The MOL is responsible for enforcing child labor laws, but enforcement was limited. The ministry conducted and in some cases investigated companies suspected of hiring underage workers. However, monitoring and enforcement practices for child labor were not consistent and were hampered by an insufficient number of inspectors. During the year the NGO “Fondation pour la Promotion de la Sante et le Developpement de la Recherche” (FOREM) implemented a public awareness campaign to encourage children to remain in school until 16 years of age, rather than participate in the workforce. Approximately 100,000 students dropped out of school annually to join the workforce, according to FOREM.

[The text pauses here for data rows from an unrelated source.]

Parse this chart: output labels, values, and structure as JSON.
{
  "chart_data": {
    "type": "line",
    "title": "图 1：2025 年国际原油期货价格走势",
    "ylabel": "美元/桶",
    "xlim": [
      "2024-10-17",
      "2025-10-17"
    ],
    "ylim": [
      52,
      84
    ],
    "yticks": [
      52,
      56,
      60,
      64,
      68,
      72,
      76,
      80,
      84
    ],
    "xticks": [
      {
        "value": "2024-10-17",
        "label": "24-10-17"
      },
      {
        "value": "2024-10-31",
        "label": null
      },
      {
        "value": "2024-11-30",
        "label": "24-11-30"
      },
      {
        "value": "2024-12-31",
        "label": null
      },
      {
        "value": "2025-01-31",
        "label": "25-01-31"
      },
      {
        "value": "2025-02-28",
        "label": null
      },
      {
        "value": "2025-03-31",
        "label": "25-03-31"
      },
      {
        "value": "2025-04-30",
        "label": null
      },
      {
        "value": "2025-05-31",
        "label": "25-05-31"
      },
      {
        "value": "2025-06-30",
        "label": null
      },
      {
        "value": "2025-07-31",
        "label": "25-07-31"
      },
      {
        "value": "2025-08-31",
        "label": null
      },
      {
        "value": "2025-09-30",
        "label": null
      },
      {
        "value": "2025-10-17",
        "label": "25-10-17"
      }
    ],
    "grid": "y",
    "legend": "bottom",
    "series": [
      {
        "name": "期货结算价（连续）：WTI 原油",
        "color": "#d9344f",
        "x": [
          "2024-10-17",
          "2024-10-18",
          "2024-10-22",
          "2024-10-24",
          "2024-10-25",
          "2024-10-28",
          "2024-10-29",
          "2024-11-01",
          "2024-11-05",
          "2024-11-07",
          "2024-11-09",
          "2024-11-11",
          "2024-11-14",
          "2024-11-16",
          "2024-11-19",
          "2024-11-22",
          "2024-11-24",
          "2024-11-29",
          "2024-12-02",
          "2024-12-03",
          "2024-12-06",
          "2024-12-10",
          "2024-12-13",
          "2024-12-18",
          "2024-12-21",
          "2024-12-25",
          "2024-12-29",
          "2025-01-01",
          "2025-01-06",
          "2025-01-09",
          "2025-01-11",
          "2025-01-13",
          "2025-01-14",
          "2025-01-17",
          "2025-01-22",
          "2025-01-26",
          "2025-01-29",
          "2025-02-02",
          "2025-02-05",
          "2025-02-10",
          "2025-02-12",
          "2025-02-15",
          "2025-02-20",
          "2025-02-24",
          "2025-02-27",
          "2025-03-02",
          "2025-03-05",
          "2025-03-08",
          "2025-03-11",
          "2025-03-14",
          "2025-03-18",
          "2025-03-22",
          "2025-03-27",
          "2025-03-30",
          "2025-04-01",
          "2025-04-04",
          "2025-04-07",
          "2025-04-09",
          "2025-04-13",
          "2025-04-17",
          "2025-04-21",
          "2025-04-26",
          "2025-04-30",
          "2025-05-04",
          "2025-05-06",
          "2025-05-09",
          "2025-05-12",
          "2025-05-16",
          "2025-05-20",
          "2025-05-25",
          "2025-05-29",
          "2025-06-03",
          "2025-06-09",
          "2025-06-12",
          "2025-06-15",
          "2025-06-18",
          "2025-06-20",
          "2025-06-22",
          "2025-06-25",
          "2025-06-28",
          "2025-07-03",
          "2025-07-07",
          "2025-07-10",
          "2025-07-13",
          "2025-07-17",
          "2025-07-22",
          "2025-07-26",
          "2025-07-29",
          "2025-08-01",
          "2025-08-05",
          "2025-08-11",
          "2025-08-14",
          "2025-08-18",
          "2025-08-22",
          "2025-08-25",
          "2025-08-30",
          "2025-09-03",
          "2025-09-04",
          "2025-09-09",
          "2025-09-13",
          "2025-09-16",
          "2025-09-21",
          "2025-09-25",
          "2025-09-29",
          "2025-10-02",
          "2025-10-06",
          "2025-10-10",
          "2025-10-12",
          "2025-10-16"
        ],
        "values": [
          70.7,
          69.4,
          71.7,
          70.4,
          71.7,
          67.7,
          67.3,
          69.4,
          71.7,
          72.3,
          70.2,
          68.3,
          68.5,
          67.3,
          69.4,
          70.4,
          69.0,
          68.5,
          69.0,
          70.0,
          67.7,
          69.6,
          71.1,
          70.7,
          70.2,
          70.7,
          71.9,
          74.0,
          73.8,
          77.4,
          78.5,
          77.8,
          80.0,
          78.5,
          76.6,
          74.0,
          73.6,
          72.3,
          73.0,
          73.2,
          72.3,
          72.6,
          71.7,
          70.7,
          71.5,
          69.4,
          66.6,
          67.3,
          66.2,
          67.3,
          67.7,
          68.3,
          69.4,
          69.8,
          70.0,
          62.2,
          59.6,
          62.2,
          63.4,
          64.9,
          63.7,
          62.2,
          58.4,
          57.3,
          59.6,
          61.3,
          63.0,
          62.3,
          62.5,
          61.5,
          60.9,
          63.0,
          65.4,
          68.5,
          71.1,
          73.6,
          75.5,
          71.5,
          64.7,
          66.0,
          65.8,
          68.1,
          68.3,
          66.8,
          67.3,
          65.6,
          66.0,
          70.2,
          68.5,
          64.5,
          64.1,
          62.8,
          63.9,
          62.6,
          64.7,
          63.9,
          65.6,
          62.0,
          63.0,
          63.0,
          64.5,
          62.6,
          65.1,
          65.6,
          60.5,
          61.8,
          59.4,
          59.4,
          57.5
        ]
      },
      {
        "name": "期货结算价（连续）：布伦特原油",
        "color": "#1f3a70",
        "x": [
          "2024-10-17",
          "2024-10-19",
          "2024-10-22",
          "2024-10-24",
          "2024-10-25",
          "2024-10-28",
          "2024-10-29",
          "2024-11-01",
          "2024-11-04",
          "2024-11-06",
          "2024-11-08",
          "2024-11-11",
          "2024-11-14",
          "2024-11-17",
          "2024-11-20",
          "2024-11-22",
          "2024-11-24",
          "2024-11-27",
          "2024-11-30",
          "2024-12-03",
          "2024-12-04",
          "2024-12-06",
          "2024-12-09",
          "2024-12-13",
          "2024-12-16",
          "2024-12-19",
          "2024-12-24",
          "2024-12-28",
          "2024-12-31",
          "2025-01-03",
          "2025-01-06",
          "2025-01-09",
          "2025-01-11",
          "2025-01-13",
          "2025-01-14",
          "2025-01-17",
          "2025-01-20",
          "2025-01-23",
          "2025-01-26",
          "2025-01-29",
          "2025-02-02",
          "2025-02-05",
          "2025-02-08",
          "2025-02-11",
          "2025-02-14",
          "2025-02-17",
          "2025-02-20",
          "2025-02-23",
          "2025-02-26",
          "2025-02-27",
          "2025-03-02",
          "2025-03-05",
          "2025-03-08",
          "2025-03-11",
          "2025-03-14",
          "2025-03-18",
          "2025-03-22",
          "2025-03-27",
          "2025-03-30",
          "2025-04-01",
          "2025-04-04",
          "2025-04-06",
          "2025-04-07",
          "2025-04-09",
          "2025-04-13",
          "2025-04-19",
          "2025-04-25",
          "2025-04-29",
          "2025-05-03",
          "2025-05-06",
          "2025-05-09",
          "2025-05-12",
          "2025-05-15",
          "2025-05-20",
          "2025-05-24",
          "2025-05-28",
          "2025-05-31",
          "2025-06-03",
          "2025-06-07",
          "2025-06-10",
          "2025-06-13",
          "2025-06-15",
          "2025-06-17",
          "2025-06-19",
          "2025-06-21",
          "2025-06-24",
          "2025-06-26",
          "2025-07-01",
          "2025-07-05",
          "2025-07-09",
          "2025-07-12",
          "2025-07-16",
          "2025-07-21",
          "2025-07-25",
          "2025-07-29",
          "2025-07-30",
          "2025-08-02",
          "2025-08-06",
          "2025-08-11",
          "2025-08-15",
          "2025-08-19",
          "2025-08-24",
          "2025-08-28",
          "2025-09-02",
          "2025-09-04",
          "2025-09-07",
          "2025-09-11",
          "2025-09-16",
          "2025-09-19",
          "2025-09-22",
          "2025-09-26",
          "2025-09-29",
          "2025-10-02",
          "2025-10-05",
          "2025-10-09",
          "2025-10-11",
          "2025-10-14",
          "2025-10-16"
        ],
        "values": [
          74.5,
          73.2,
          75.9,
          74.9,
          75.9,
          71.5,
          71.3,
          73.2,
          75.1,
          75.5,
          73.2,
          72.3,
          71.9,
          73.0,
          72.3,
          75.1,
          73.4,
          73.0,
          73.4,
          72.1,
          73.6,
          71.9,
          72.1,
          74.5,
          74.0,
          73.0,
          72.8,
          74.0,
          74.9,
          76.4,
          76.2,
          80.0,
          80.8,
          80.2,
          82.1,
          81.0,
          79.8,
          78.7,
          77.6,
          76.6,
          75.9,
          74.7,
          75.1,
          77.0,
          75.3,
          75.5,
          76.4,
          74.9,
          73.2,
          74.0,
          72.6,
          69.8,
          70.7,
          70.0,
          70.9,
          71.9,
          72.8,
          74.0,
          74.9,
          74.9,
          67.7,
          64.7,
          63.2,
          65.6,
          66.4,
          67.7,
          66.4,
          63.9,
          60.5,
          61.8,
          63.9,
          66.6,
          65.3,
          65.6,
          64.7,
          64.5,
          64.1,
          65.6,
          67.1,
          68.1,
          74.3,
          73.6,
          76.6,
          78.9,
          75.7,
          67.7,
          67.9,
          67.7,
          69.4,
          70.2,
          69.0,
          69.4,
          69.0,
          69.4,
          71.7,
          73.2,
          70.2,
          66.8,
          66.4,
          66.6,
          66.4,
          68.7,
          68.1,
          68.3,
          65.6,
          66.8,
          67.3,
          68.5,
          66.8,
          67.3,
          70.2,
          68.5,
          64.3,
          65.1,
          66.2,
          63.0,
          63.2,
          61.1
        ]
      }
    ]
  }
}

d. Acceptable Conditions of Work
The national minimum wage of DZD 15,000 (approximately $193) per month was established in 2009 following a tripartite social pact among business, government, and the official union. This did not provide a decent standard of living for a worker and family. In September the pact members agreed to increase the monthly minimum wage to DZD 18,000 ($231). Autonomous unions, which were not included in the tripartite talks, reported the increase was inadequate and would not affect the majority of workers who already earn more than the minimum wage. Families making only DZD 8,000 ($103) per month are considered to be living in poverty.
The standard workweek was 40 hours, including one hour for lunch per day. Employees who worked longer than the standard workweek received premium pay on a sliding scale from time-and-a-half to double-time, depending on whether the overtime was worked on a normal workday, a weekend, or a holiday.
The law contains occupational health and safety standards, which were not fully enforced. There were no known reports of workers being dismissed for removing themselves from hazardous working conditions. If workers face such conditions, they reserve the right to renegotiate their contract or, failing that, resort to the courts. While this legal mechanism exists, the high demand for employment in the country gave an advantage to employers seeking to exploit employees. Economic migrants from sub-Saharan Africa and elsewhere working in the country without legal immigration status were not protected by the country’s labor standards, making them vulnerable to exploitation. Labor law does not adequately cover migrant workers, who primarily are employed in the construction and domestic help sectors.
In general the MOL enforced labor standards, including ensuring compliance with the minimum wage regulation and safety standards. However, broad enforcement remained ineffective and insufficient.